Ho incontrato un ex compagno del liceo diverse volte in giro la sera nei locali; circa un mese fa ci siamo scambiati l'amicizia su Facebook e l'indirizzo e-mail. Ci siamo sentiti via mail per questioni di lavoro e io gli ho detto che ci si poteva vedere per andare a bere qualcosa insieme. Così è iniziata la frequentazione, in cui si capiva subito che il piacere di vedersi era reciproco. Io l'ho cercato meno, lui di più...anche se in effetti io ho lanciato alcuni ami con frasi del tipo "Ogni volta che ti vedo, mi porto appresso piacevoli sensazioni"; la sua risposta è stata "My honey, me too".
Siamo andati avanti così per circa dieci giorni, poi è scattato l'invito a cena da lui, da me accolto con eccitazione... Non avevo la minima intenzione di andarci a letto, ma speravo potesse nascere qualcosa di bello...le mie aspettative non sono state deluse, abbiamo chiacchierato fino alle tre del mattino, e quando mi ha accompagnata alla macchina, mi ha baciata.

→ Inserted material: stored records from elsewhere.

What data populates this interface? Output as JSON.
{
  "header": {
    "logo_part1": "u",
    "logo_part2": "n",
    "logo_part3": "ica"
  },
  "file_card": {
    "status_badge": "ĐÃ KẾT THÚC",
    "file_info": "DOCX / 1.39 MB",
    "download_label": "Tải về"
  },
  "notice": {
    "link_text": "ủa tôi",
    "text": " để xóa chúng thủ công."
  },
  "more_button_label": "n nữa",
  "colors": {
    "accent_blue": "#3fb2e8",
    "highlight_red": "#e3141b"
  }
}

Nei giorni successivi non ci siamo sentiti tanto, o meglio: io non l'ho cercato e lui mi ha inviato qualche messaggio.
Dopo tre giorni ci siamo rivisti: le sensazioni erano bellissime.
Il giorno successivo mi chiama e mi racconta la sua orrenda giornata: problemi a lavoro e anche esterni. Cerco di indagare e percepisco la sua difficoltà a parlarne; alla fine mi rivela che aveva ricevuto una telefonata da parte della sua ex, che è furibonda con lui. Non mi racconta granchè riguardo alla loro conversazione e riesco a sapere soltanto che si tratta di una relazione durata 7 anni, con vari tira e molla, di cui l'ultimo risale all'anno scorso, da giugno a dicembre.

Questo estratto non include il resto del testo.